I’m on bed rest at the hospital, 28 weeks pregnant with my third daughter.  My water broke 5 days ago, and I’m doing my best to be a patient patient.  My brain is so busy, despite how still I’m supposed to keep my body.  I am doing my best to avoid Googling everything- best and worst case scenarios, long term complications, how to talk to your other children about said complications, how to help your husband run a household from a hospital bed, how to keep that same sweet dear mom from the summer of weaving from pulling out the gray hairs I gave her 20 years ago, how to prepare for the unexpected, how to be still, how to stop thinking and thinking and thinking.

It’s only day 5 and I’m already feeling ownership of the view from my room.  I look forward to watching the nurses open the blinds each morning, greeted by venting systems and construction worker accesses and the side of the life flight helipad tarmac, tops of many roof lines beyond that.  And while I am about a room too far to the right to see any actual helicopters, I like watching the blue and orange plastic construction tarps whip around in the wake of the helicopter’s landing.

I like the soft blue glow of monitors and IV stations at night.  I love being hooked up to the machines, because it means I can hear her heartbeat, strong and steady.  I like the smell of the hand soap they use, because it smells like a hospital.  It smells like a poor attempt to mask medicinal with almonds & cherry.  It smells like progress and hope and good statistics for preemies in 2014.  I’m even starting to like these compression socks.

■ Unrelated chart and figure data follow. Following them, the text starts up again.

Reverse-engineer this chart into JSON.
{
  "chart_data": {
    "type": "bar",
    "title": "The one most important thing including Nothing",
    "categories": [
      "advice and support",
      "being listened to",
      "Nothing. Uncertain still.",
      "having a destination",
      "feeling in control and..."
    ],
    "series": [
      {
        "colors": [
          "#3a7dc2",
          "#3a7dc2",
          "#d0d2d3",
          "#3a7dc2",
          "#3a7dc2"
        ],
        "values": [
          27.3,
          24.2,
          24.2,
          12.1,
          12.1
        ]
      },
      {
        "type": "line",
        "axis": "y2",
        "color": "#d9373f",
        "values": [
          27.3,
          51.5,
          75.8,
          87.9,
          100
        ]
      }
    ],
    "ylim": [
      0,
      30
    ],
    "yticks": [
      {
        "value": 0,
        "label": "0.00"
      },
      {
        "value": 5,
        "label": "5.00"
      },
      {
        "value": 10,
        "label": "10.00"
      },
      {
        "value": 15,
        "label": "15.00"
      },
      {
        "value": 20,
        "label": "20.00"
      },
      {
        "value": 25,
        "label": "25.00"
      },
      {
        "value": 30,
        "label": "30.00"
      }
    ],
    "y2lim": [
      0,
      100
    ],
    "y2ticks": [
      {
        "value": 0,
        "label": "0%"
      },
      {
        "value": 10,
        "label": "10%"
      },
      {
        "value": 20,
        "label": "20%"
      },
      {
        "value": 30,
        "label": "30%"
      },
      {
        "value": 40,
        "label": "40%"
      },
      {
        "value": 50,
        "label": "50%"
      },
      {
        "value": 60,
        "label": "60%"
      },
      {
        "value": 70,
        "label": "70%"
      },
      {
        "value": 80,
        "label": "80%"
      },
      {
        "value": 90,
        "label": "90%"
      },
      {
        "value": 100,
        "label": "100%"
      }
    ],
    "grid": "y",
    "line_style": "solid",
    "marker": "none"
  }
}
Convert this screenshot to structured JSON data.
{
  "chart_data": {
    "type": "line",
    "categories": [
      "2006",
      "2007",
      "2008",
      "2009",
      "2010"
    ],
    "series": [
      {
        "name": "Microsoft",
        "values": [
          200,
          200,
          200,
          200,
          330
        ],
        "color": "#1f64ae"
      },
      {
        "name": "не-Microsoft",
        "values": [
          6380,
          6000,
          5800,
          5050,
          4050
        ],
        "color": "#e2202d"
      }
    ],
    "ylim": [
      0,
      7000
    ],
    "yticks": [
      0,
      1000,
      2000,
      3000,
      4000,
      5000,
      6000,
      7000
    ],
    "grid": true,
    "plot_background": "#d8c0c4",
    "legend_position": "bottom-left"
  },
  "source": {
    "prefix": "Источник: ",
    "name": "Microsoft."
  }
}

The terrible cable, the revolving door of nurses and doctors, the IVs and the shots and the pills, the room temperature cottage cheese and fruit, the hum of the air conditioner, the task of calling in my next meal, the sound of a Muzak lullaby being played in the hall every time a baby is born, the bad jokes exchanged between me and Pookie, the orderly who helped me take a shower, the thrill of seeing my kids walk in every other day to visit, the nights that are so quiet I feel guilty (because I know how not quiet things are at home)…
This is boredom.  And it brought me back to you after 20 years.

Every Tuesday marks the start of a new week.  Today marks 28 weeks.  She’s almost 3 whole pounds, and she appears to have a forehead like her Daddy and an upturned nose like me.  We are a little bored, but we love it.  Every day and week that we get to be bored together is a gift.

May she have summers of raft-building, summers of failed produce stands, and summers of weaving just like me.